My own War Story - How I got stuck between frequency peaks

kuruma · March 20, 2014, 3:49am

Those of you who have read or at least skimmed your eyes over the famous Steven Skienna book: “The Algorithm Design Manual” will possibly recognize the title.

A War Story in that book, for those of you who are unaware of it, is a short story describing how Skienna and some of his students solve real-life company or corporation problems using standard algorithms with some twists and tricks that we all use here in Long Contests…

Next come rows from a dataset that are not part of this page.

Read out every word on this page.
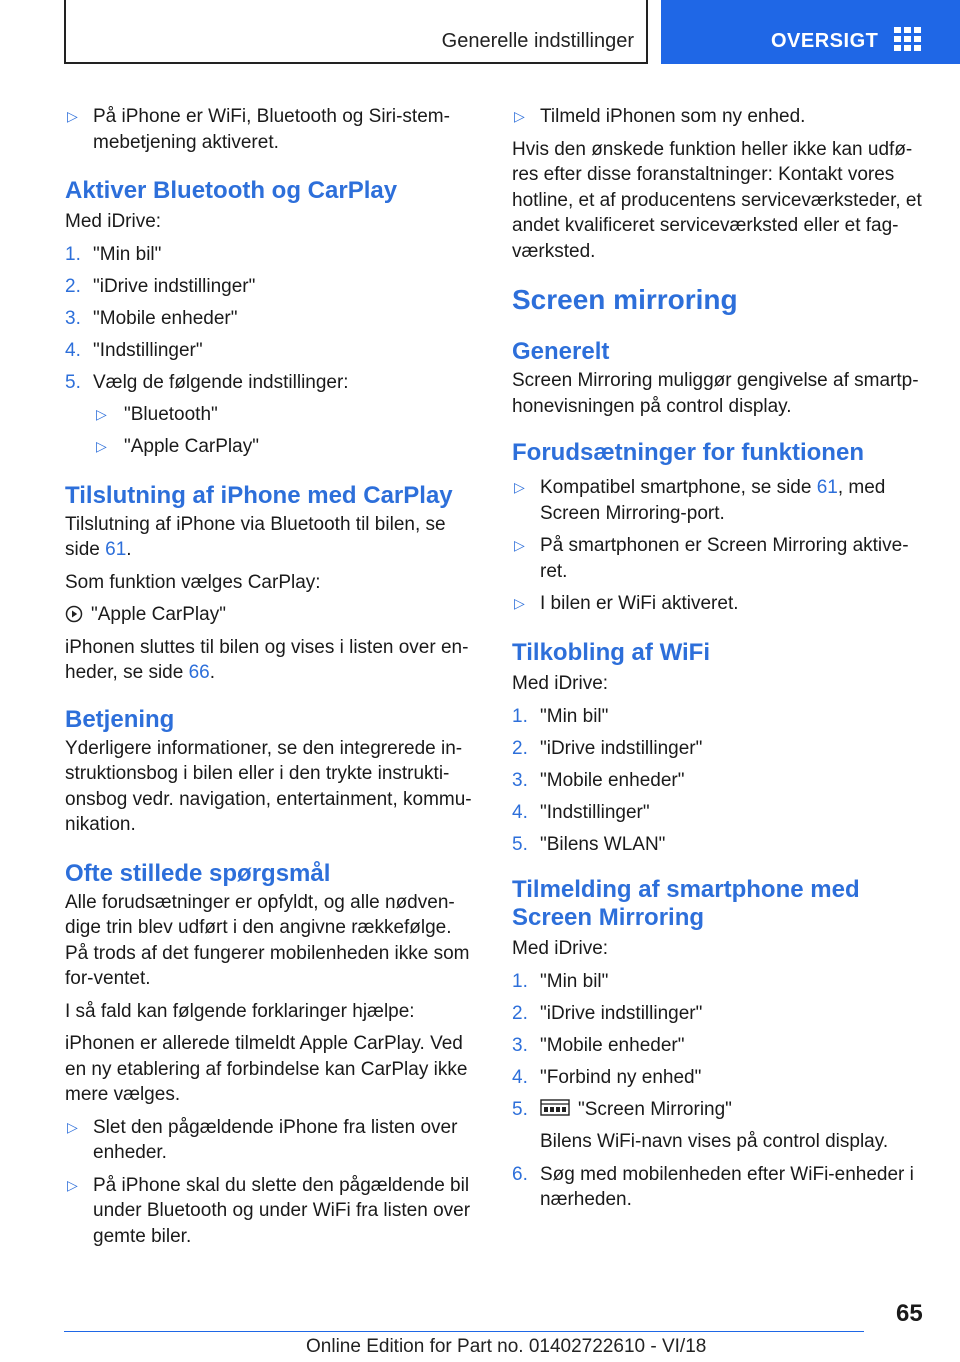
Generelle indstillinger	OVERSIGT
▷ På iPhone er WiFi, Bluetooth og Siri-stem-mebetjening aktiveret.
Aktiver Bluetooth og CarPlay

Med iDrive:

1. "Min bil"
2. "iDrive indstillinger"
3. "Mobile enheder"
4. "Indstillinger"
5. Vælg de følgende indstillinger:
▷ "Bluetooth"
▷ "Apple CarPlay"
Tilslutning af iPhone med CarPlay

Tilslutning af iPhone via Bluetooth til bilen, se side 61.

Som funktion vælges CarPlay:

"Apple CarPlay"

iPhonen sluttes til bilen og vises i listen over en-heder, se side 66.

Betjening

Yderligere informationer, se den integrerede in-struktionsbog i bilen eller i den trykte instrukti-onsbog vedr. navigation, entertainment, kommu-nikation.

Ofte stillede spørgsmål

Alle forudsætninger er opfyldt, og alle nødven-dige trin blev udført i den angivne rækkefølge. På trods af det fungerer mobilenheden ikke som for-ventet.

I så fald kan følgende forklaringer hjælpe:

iPhonen er allerede tilmeldt Apple CarPlay. Ved en ny etablering af forbindelse kan CarPlay ikke mere vælges.

▷ Slet den pågældende iPhone fra listen over enheder.
▷ På iPhone skal du slette den pågældende bil under Bluetooth og under WiFi fra listen over gemte biler.
▷ Tilmeld iPhonen som ny enhed.

Hvis den ønskede funktion heller ikke kan udfø-res efter disse foranstaltninger: Kontakt vores hotline, et af producentens serviceværksteder, et andet kvalificeret serviceværksted eller et fag-værksted.

Screen mirroring
Generelt

Screen Mirroring muliggør gengivelse af smartp-honevisningen på control display.

Forudsætninger for funktionen
▷ Kompatibel smartphone, se side 61, med Screen Mirroring-port.
▷ På smartphonen er Screen Mirroring aktive-ret.
▷ I bilen er WiFi aktiveret.
Tilkobling af WiFi

Med iDrive:

1. "Min bil"
2. "iDrive indstillinger"
3. "Mobile enheder"
4. "Indstillinger"
5. "Bilens WLAN"
Tilmelding af smartphone med Screen Mirroring

Med iDrive:

1. "Min bil"
2. "iDrive indstillinger"
3. "Mobile enheder"
4. "Forbind ny enhed"
5.	"Screen Mirroring"

Bilens WiFi-navn vises på control display.

6. Søg med mobilenheden efter WiFi-enheder i nærheden.
65
Online Edition for Part no. 01402722610 - VI/18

Today (and I assume that’s a good thing!) I have experienced my first War Story… While I was having breakfast, my dad told me about a problem he and some of his thesis students are facing… So, he came to me for help…

He and all of his students are Civil Engineers who work on a more theoretical and research field if you like to call it like that, and, according to my dad, he and his student are studying vibration data of a large portuguese dam, such that for a given time period they have the amplitude of the oscillations of the dam over time, so they have a function which is:

f(t) -> returns the amplitude of dam's oscillations at time t.

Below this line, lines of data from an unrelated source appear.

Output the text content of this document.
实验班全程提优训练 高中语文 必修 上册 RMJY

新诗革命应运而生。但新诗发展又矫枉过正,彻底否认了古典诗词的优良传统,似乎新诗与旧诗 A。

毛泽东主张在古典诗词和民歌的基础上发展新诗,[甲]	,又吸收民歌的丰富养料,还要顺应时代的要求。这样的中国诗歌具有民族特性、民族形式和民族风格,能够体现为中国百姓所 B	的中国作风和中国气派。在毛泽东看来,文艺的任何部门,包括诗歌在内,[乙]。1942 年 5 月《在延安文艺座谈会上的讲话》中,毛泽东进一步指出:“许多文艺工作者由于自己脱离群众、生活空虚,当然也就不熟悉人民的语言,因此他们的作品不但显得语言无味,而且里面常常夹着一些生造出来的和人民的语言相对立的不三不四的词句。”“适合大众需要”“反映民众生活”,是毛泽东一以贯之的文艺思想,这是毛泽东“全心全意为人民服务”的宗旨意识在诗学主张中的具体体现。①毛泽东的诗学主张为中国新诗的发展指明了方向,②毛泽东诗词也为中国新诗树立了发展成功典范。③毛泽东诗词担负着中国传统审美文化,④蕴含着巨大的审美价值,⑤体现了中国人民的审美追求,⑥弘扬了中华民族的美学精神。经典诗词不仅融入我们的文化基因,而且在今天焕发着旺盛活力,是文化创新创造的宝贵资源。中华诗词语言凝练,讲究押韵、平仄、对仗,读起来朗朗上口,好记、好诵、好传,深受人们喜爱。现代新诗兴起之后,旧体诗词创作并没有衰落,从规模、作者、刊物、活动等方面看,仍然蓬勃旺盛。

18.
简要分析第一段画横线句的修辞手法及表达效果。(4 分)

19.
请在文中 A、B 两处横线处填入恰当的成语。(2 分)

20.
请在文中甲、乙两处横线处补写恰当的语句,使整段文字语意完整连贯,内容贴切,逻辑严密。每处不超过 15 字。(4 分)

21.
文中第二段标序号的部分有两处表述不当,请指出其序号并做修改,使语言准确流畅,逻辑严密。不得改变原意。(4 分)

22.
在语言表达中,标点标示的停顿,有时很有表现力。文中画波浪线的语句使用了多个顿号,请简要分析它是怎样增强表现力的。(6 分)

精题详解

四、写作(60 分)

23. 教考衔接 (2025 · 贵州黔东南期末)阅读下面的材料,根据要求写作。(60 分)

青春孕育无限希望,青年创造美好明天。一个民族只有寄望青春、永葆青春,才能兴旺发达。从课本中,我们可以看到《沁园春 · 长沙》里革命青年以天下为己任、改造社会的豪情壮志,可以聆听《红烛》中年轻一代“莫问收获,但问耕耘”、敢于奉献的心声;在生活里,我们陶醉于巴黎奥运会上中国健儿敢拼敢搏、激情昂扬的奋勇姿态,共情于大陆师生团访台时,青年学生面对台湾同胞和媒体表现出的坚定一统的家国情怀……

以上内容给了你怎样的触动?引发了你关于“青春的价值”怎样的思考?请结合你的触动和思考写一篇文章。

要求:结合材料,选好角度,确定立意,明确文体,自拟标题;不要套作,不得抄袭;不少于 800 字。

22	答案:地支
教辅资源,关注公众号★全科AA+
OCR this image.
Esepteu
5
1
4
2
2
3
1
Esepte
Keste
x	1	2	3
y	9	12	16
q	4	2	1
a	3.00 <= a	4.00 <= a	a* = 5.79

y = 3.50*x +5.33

Now they are interested in studying the times when the dam oscillates the most according to some specified parameters (for example, they might want all the oscillations which are evenly spaced in time, or, they might want all the “interesting” oscillations that occur above a given cutoff oscillation value, etc, etc).

The main issue they are facing, is that usually the graph they can plot is obtained from experimental data and, as such, some values are always affected by some error, or, in Signal Processing theory, the graph they plot is full of “noise”, i.e., very small ambient-dependent oscillations they might want to ignore or discard, since they label them as “not-interesting”.

An example of a graph they might have is presented below (this is an illustration graph taken from wikipedia, ignore the axis labels):

![alt text][1]

For instance, and by inspection they are only interested in the 4 highest peaks that are clearly seen in the picture (the 2 neighbouring ones of the highest one and the other one slightly on the left).

So, my challenge was given the pairs <t, f(t)> I needed to devise a scheme to find all these “interesting peaks”.

I immediately had some ideas:

“You can use the derivative of the function and devise a sort of “hill climbing” algorithm where you only consider some peaks where the derivative in a very small neighbouring area is above a given value.”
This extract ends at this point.